The emission of reactive nitrogen species increased rapidly in the twentieth century causing a significant perturbation of the nitrogen cycle. This causes many detrimental effects for both humans and ecosystems such as eutrophication, acidification and biodiversity loss. Ammonia, which is a reactive nitrogen species is difficult to quantify because the compound is hard to observe with measurement equipment such as ground-based measurement stations and remote sensing instruments such as CrIS. Therefore, this thesis aims to improve the monitoring of surface ammonia concentrations with a machine learning technique called random forests (RF). These type of models can detect complex and non-linear relationships between variables and are frequently used in other air pollution studies. In this study, a RF model has been built to estimate the ammonia surface concentration with vertical column density (VCD) datasets, meteorological variables and land-use variables. Different combinations of VCD datasets (either modelled or CrIS VCD data) have been used to train the model and to predict the surface ammonia concentration.
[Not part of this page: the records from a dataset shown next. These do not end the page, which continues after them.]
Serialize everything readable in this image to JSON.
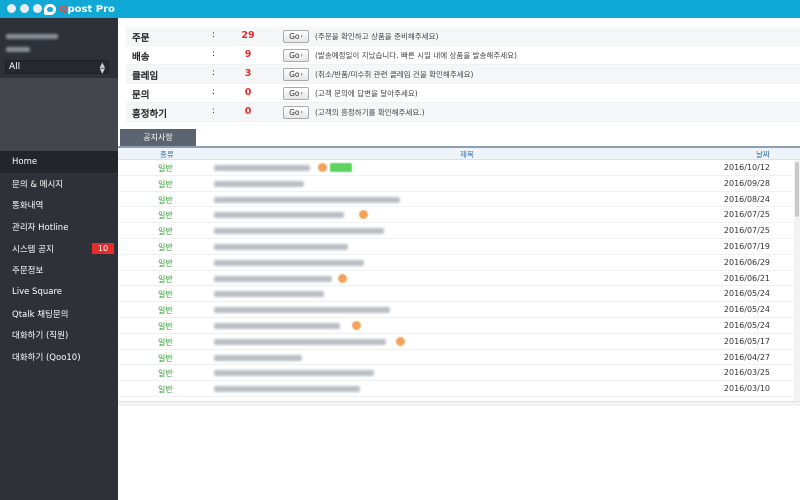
{
  "app": {
    "brand_prefix": "Q",
    "brand_rest": "post Pro",
    "title_bar_color": "#10a9d5"
  },
  "sidebar": {
    "store_select": {
      "value": "All"
    },
    "items": [
      {
        "label": "Home",
        "active": true
      },
      {
        "label": "문의 & 메시지"
      },
      {
        "label": "통화내역"
      },
      {
        "label": "관리자 Hotline"
      },
      {
        "label": "시스템 공지",
        "badge": "10"
      },
      {
        "label": "주문정보"
      },
      {
        "label": "Live Square"
      },
      {
        "label": "Qtalk 채팅문의"
      },
      {
        "label": "대화하기 (직원)"
      },
      {
        "label": "대화하기 (Qoo10)"
      }
    ]
  },
  "summary": {
    "colon": ":",
    "go_label": "Go",
    "rows": [
      {
        "label": "주문",
        "count": "29",
        "desc": "(주문을 확인하고 상품을 준비해주세요)"
      },
      {
        "label": "배송",
        "count": "9",
        "desc": "(발송예정일이 지났습니다. 빠른 시일 내에 상품을 발송해주세요)"
      },
      {
        "label": "클레임",
        "count": "3",
        "desc": "(취소/반품/미수취 관련 클레임 건을 확인해주세요)"
      },
      {
        "label": "문의",
        "count": "0",
        "desc": "(고객 문의에 답변을 달아주세요)"
      },
      {
        "label": "흥정하기",
        "count": "0",
        "desc": "(고객의 흥정하기를 확인해주세요.)"
      }
    ]
  },
  "notices": {
    "tab_label": "공지사항",
    "headers": {
      "category": "종류",
      "title": "제목",
      "date": "날짜"
    },
    "rows": [
      {
        "category": "일반",
        "date": "2016/10/12"
      },
      {
        "category": "일반",
        "date": "2016/09/28"
      },
      {
        "category": "일반",
        "date": "2016/08/24"
      },
      {
        "category": "일반",
        "date": "2016/07/25"
      },
      {
        "category": "일반",
        "date": "2016/07/25"
      },
      {
        "category": "일반",
        "date": "2016/07/19"
      },
      {
        "category": "일반",
        "date": "2016/06/29"
      },
      {
        "category": "일반",
        "date": "2016/06/21"
      },
      {
        "category": "일반",
        "date": "2016/05/24"
      },
      {
        "category": "일반",
        "date": "2016/05/24"
      },
      {
        "category": "일반",
        "date": "2016/05/24"
      },
      {
        "category": "일반",
        "date": "2016/05/17"
      },
      {
        "category": "일반",
        "date": "2016/04/27"
      },
      {
        "category": "일반",
        "date": "2016/03/25"
      },
      {
        "category": "일반",
        "date": "2016/03/10"
      }
    ]
  }
}
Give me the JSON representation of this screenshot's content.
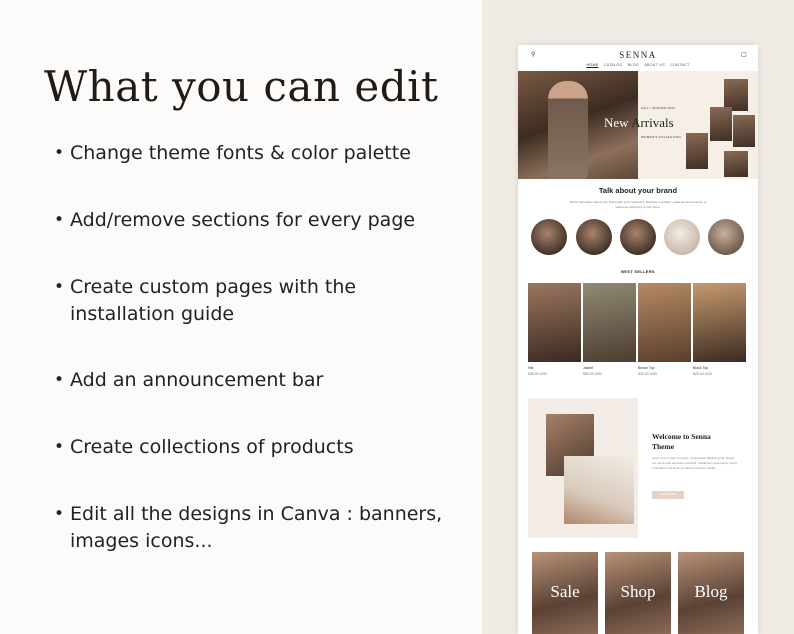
{
  "heading": "What you can edit",
  "features": [
    {
      "lines": [
        "Change theme fonts & color palette"
      ]
    },
    {
      "lines": [
        "Add/remove sections for every page"
      ]
    },
    {
      "lines": [
        "Create custom pages with the",
        "installation guide"
      ]
    },
    {
      "lines": [
        "Add an announcement bar"
      ]
    },
    {
      "lines": [
        "Create collections of products"
      ]
    },
    {
      "lines": [
        "Edit all the designs in Canva : banners,",
        "images  icons..."
      ]
    }
  ],
  "mockup": {
    "logo": "SENNA",
    "nav": [
      "HOME",
      "CATALOG",
      "BLOG",
      "ABOUT US",
      "CONTACT"
    ],
    "hero": {
      "season": "FALL / WINTER 2022",
      "title_white": "New",
      "title_dark": "Arrivals",
      "subtitle": "WOMEN'S COLLECTION"
    },
    "brand_title": "Talk about your brand",
    "brand_text": "Share information about your brand with your customers. Describe a product, make announcements, or welcome customers to your store.",
    "best_sellers": "BEST SELLERS",
    "products": [
      {
        "name": "Hat",
        "price": "$38.00 USD"
      },
      {
        "name": "Jacket",
        "price": "$89.00 USD"
      },
      {
        "name": "Brown Top",
        "price": "$39.00 USD"
      },
      {
        "name": "Black Top",
        "price": "$29.00 USD"
      }
    ],
    "welcome_title_1": "Welcome to Senna",
    "welcome_title_2": "Theme",
    "welcome_text": "Lorem ipsum dolor sit amet, consectetur adipiscing elit. Donec non elit at velit dignissim vehicula. Vestibulum ante ipsum primis in faucibus orci luctus et ultrices posuere cubilia.",
    "welcome_button": "SHOP NOW",
    "cards": [
      "Sale",
      "Shop",
      "Blog"
    ]
  }
}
The result of the study is that RF models are statistically more accurate at estimating the surface ammonia concentration than the LOTOS-EUROS model when validated by ground-based measurements stations from the MAN and LML network. Especially trained RF models that have been supplied with CrIS VCD data during the prediction phase show strong performance. Moreover, when comparing the RF model that has been trained without VCD data to the ‘complete’ RF models, the complete RF models show better performance, proving the added benefit of incorporating satellite data in RF modelling. Recommendations for further research include performing similar experiments with other input variables and other machine learning algorithms, validating the performance of the RF model in different years and considering using other datasets as the ground-truth variable for RF models – such as ground-based measurement data from MAN and LML.